Domenica 13 settembre 2026 • III Domenica dopo il Martirio

Davanti al Vangelo che abbiamo appena ascoltato c’è sempre stupore di fronte alla reazione di Gesù. Nonostante la risposta giusta di Pietro, Gesù reagisce dando una indicazione severa. Perché questo?


La motivazione la possiamo già trovare nei versetti precedenti. Tante possono essere le interpretazioni della figura di Gesù: un profeta, un uomo che inaugura un nuovo tempo,… fino ad arrivare a quella del messia potente, immagine che abita il cuore di Pietro e dei discepoli, un messia che parte dai poveri e umili per restaurare il vero Israele.


E invece Gesù smentisce questa immagine di Dio e tutte le immagini che l’uomo si può fare di Dio, come vediamo ancora oggi. Il Dio di Gesù Cristo non è un politico, non è un vincitore trionfante, ma è l’uomo della croce e della risurrezione, è Colui cioè che si fa carico e presenza viva non di un tempo storico determinato, ma della vita dell’uomo.

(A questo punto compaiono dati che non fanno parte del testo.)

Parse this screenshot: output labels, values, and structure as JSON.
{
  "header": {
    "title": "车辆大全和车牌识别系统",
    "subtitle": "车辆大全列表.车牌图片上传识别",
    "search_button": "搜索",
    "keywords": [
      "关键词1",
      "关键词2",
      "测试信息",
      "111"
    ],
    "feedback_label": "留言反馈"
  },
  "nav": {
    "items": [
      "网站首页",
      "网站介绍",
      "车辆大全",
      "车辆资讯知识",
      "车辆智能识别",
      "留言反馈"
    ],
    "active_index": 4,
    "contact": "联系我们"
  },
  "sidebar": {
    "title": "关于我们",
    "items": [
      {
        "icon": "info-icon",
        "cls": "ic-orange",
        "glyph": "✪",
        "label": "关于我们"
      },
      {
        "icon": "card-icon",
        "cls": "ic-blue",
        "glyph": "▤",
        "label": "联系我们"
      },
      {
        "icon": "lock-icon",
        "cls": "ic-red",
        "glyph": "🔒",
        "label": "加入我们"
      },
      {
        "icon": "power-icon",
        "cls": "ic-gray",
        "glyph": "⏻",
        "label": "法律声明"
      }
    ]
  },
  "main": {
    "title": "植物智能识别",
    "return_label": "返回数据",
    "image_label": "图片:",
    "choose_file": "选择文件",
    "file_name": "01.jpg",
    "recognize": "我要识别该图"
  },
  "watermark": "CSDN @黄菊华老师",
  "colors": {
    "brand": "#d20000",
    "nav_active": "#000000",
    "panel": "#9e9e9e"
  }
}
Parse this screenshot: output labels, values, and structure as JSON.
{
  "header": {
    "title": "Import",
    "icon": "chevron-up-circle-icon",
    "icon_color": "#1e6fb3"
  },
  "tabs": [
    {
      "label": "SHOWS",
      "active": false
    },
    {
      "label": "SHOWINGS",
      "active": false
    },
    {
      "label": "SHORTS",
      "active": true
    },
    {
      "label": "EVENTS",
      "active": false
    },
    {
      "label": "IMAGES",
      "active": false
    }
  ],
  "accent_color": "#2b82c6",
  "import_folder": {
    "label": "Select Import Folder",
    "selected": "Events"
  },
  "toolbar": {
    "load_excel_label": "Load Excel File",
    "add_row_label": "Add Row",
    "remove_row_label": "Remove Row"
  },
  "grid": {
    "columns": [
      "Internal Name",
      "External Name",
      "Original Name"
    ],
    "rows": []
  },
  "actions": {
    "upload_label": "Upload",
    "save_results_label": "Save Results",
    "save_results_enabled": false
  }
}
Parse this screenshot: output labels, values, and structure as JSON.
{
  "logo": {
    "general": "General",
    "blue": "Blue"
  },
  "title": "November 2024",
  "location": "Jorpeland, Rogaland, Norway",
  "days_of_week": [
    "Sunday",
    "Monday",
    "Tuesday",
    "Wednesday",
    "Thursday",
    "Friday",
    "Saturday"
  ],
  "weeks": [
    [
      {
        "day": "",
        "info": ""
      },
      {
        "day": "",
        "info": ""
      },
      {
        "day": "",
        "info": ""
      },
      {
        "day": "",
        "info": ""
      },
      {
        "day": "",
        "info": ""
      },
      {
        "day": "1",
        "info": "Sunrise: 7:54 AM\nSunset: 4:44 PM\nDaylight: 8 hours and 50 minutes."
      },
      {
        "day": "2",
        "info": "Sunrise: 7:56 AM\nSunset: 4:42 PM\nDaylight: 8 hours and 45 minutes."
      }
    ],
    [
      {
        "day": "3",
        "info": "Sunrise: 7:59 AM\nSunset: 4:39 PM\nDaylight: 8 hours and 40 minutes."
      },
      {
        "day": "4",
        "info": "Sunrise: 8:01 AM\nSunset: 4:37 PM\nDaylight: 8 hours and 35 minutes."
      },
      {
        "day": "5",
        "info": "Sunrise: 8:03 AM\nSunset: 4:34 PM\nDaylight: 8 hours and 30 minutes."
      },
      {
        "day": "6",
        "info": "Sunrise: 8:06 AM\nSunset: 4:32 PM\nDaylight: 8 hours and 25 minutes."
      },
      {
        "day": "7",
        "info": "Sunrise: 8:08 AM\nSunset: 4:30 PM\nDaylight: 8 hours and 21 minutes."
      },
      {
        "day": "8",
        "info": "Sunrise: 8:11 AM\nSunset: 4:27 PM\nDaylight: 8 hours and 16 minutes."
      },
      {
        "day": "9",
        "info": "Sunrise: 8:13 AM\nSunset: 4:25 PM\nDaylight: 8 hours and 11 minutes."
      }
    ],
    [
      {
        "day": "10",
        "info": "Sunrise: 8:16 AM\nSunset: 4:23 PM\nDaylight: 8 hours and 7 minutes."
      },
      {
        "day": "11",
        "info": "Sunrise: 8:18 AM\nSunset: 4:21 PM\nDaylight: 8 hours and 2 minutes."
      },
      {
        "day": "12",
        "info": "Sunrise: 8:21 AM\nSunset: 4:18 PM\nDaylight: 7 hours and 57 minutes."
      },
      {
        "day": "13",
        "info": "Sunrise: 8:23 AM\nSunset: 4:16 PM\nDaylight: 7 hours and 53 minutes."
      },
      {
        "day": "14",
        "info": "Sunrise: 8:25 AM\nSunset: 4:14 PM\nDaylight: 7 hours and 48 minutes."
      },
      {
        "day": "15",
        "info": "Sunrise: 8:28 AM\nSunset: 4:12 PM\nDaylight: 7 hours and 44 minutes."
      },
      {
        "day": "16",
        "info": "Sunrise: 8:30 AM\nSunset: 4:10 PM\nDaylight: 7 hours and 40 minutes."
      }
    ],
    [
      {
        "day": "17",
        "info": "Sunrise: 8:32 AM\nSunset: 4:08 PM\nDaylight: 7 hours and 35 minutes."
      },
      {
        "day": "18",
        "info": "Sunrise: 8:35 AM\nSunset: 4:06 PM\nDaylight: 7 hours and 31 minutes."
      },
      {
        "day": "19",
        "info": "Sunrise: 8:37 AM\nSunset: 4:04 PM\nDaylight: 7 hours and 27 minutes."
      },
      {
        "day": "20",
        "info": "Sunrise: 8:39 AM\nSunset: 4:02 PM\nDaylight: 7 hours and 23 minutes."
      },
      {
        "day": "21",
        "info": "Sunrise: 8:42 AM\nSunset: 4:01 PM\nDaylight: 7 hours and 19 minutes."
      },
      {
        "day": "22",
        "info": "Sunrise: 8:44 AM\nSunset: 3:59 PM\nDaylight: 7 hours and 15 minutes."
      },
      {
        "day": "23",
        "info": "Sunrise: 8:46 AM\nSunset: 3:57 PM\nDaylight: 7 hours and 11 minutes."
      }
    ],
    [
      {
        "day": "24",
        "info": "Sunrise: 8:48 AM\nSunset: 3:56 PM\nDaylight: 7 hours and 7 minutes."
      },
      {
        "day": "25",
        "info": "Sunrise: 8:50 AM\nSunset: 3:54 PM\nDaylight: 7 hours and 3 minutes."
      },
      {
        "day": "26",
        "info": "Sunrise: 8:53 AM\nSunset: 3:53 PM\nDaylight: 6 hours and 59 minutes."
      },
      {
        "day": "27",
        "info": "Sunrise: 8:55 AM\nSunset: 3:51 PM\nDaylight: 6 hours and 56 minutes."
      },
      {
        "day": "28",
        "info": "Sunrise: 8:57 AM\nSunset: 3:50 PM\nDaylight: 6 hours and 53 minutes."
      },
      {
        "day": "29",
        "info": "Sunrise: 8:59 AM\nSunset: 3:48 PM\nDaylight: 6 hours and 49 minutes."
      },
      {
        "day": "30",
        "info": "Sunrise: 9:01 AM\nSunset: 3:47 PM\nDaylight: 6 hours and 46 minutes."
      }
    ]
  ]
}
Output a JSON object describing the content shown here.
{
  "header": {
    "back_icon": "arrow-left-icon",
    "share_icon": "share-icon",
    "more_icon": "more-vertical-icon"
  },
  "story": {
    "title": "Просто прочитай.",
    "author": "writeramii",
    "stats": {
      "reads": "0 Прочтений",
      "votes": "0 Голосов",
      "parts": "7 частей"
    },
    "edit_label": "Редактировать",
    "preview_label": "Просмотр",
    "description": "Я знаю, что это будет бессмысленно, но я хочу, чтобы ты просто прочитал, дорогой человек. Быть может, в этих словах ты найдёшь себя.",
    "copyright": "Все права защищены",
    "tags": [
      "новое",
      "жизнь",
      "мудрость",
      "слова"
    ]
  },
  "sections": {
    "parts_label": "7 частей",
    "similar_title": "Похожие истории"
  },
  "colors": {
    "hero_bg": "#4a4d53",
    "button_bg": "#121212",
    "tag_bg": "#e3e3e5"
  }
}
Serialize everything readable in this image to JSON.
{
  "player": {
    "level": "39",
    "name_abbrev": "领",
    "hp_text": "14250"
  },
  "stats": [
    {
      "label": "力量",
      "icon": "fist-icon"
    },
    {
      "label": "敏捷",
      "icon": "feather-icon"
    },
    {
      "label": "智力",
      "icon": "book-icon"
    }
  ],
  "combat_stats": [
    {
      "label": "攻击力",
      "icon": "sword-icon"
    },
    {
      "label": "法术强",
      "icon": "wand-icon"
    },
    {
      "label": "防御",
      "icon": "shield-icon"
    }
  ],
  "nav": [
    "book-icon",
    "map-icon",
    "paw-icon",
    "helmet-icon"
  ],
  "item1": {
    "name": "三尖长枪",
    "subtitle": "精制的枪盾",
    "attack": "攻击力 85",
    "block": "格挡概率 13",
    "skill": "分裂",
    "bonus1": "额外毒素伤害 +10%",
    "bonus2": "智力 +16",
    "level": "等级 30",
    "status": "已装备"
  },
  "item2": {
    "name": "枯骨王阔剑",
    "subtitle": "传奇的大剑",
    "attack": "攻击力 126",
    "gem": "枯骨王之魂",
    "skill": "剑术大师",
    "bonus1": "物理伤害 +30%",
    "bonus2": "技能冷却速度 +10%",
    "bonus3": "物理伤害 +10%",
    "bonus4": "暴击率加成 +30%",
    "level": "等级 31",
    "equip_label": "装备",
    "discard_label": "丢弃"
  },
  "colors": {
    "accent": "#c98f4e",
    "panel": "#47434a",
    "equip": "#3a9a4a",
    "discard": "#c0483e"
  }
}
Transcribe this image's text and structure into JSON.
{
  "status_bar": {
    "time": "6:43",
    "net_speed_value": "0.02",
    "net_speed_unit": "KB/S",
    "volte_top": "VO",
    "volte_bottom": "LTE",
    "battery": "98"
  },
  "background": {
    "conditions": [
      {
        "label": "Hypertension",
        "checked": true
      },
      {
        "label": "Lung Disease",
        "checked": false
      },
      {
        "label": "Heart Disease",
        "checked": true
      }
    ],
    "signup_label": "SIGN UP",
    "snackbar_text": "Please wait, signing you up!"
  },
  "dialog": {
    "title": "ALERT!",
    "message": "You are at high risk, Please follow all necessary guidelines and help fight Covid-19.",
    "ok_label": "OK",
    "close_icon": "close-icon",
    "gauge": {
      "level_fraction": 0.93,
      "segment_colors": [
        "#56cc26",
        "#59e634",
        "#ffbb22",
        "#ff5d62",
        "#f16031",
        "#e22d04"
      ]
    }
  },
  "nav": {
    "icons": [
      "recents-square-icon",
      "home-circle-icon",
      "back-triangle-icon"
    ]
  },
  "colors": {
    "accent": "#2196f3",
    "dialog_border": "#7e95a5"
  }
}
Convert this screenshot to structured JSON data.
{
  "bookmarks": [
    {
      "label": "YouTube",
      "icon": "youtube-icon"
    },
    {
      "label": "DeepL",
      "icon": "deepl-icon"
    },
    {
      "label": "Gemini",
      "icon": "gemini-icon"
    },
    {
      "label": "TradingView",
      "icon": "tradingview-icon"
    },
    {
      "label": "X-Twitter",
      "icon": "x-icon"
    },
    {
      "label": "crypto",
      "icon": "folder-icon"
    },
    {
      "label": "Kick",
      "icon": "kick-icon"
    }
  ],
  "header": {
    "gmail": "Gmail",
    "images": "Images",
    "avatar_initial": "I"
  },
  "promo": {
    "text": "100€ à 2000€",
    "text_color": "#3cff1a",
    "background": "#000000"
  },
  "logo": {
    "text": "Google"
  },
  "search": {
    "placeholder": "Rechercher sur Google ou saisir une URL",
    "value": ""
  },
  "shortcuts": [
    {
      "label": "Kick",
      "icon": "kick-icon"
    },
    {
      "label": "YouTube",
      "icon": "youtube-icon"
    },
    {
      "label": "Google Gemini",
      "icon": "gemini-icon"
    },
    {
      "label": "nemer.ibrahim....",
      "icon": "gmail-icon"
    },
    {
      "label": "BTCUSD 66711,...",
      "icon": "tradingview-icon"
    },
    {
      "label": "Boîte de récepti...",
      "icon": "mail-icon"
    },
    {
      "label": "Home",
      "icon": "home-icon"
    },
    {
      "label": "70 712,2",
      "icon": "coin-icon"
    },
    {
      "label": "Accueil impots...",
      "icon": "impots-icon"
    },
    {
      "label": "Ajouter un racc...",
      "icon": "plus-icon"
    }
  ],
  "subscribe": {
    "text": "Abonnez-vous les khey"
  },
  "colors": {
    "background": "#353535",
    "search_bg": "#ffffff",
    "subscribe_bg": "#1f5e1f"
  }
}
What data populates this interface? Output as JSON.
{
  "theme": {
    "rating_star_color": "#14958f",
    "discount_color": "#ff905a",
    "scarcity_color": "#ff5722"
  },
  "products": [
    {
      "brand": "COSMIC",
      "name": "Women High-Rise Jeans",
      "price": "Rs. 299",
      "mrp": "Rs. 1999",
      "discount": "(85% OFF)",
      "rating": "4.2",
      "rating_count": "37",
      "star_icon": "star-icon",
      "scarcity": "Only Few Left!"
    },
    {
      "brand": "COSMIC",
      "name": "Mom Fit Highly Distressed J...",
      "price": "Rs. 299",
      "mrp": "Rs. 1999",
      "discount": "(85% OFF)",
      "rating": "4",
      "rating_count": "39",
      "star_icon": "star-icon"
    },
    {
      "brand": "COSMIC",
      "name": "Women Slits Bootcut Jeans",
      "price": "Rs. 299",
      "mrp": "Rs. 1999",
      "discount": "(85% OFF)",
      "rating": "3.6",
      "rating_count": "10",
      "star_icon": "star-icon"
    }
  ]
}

Le nostre vite attraversano sempre momenti di discesa e di salita, momenti dove riguardiamo alla nostra esistenza. Pensiamo solamente alle nostre abitudini: quante volte sono cambiate in noi, volete per momenti belli, volete invece per momenti di prova. Eppure c’è sempre una strada che si apre, alcune volte pianeggiante, altre volte piena di curve e in salita. Gesù è il Cristo non perché esaudisce e risponde a tutte le nostre esigenze. Gesù è il Cristo perché accoglie in sé e nella sua divinità tutti gli aspetti della nostra umanità, richiamandoci sempre a quella gloria che è insita in ciascuno di noi. Curve e difficoltà non definiscono chi siamo noi, nemmeno i nostri errori, ma è sempre la risposta che noi diamo alla Vita che definisce chi siamo. Alcune volte peccatori che sbagliano, altre volte discepoli in cammino, ma comunque sempre davanti agli occhi di Dio figli amati.


Questo aspetto ce lo ricorda Paolo nella sua lettera a Timoteo. E’ nello sguardo misericordioso di Gesù che Paolo rilegge la sua storia, i suoi errori per ignoranza, costati anche la vita a tanti fratelli. E nonostante tutto questo Gesù rende Paolo strumento e testimonianza della misericordia del Padre. Qui rileggo la forza delle testimonianze dei ragazzi carcerati o malati che in diverse situazioni hanno incontrato i nostri giovani e ragazzi. Sono questi fratelli discepoli di speranza, discepoli cioè che testimoniano come tutti, anche i più lontani, possono incontrare Cristo, la sua salvezza che trasforma la croce in un grande atto di amore e di risurrezione.


Ecco allora chi è Pietro e chi sono i discepoli di ieri e di oggi: sono strumenti poveri e semplici, testimoni del vero volto di Cristo. Testimoni, non sostituti, uomini e donne chiamati ad accendere la scintilla della fede in coloro che sono in ricerca del volto di Cristo. La fede è un atto personale, ma può essere vivo se siamo noi capaci di rimanere a contemplare e testimonia il vero volto di Colui che è capo e guida della Chiesa, senso della sua missione di incontro con l’umanità intera: Gesù.